The simple fact that we are conscious of being conscious, aware of ourselves, and have a desire to express this realization points to the Mind and its contents being fundamentally different than the natural world in which our body operates.




The Experience of Mind...

Perhaps our mental existence, our thoughts and dreams, and all the things we ponder throughout our life (including the end of life) are the result of accumulated survival strategies, random processes, and natural selection.  Perhaps that is true; perhaps our animal life ends and everything it was or represented ends in decay, recycling the animal back into the ecosystem.

Experentially, this has no value at all.  What need would self-consciousness, belief, art, dreams, and so forth fulfill in a materialistic reality?  The emotional trauma caused by mental interaction with the physical world is profound; people kill themselves because someone doesn't love them, and the unloved can't stop thinking about their sadness.  What is the natural goal of Mind and thought in terms of survival?

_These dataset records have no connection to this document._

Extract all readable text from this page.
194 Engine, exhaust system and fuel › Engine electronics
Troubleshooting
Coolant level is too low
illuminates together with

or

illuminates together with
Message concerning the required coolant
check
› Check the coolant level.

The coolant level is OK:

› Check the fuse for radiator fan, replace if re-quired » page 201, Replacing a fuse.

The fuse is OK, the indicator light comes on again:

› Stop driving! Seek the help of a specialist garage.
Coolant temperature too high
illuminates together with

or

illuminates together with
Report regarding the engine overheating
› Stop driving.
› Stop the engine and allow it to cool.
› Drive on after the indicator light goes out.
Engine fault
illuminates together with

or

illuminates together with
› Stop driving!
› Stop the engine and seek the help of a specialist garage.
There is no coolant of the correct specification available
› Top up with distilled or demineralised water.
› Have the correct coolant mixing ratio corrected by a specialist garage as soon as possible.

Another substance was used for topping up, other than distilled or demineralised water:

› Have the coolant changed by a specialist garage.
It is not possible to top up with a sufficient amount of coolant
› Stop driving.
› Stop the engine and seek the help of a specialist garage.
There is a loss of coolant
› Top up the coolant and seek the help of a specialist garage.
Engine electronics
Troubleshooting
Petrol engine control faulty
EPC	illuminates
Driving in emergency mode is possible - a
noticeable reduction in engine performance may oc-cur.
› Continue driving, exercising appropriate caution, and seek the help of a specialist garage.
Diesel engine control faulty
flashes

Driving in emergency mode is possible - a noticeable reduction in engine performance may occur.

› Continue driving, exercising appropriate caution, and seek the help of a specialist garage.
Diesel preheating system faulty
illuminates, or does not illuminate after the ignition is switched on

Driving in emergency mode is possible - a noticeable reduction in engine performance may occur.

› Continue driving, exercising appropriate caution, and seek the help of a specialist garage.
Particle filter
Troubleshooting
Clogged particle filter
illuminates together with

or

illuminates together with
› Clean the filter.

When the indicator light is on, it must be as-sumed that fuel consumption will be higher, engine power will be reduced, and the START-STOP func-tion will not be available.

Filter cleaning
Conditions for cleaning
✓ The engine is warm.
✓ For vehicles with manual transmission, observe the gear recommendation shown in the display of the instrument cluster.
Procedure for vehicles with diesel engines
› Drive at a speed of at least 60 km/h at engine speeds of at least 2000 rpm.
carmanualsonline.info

Humans are capable of tremendous waste and destruction.  Animal life finds an equilibrium with the environment.  Much of our destructive tendency comes from ideas, invention, and the things of the Mind.  What other creatures study electricity and built a network of power, satellites, and so forth?  Why would they need to?  Why do we need to?

Bringing our thoughts into being is profound.  Please stop and think about it.  Something which does not exist outside of someone's mind is created in the natural world.  Often this requires many intermediary steps, transforming materials, making tools, and much more that must be considered before the thought can come to life.

We have done this on a global scale in a very short period of time.  Our Mind accumulates knowledge at an exponential rate, building technology so vast that many of us don't understand how complicated it is or exactly how to work everything we've created.  




So what is Mind?

It seems rational to conclude that the Mind serves a different purpose than physical survival.  Whatever is at work generating and interpreting thoughts is fundamentally different and more complex that the systems that control our biological functions.  Mind seems to require expression, interaction, and things that have little or no impact on our ability to physically survive.

This indicates that Mind, the "I" inside, cannot be a result of the physical--i.e. cannot originate or be caused by the body.  If that were true (the Mind and thoughts are just physical), then we would see more of it in other life forms on Earth.  Denoting the Mind as part of evolution doesn't fit; dreams and thoughts would run counter to a survivalist system (hive minds would make more sense).

Mind craves more than body; its needs are all together different, beyond the reach of the material world.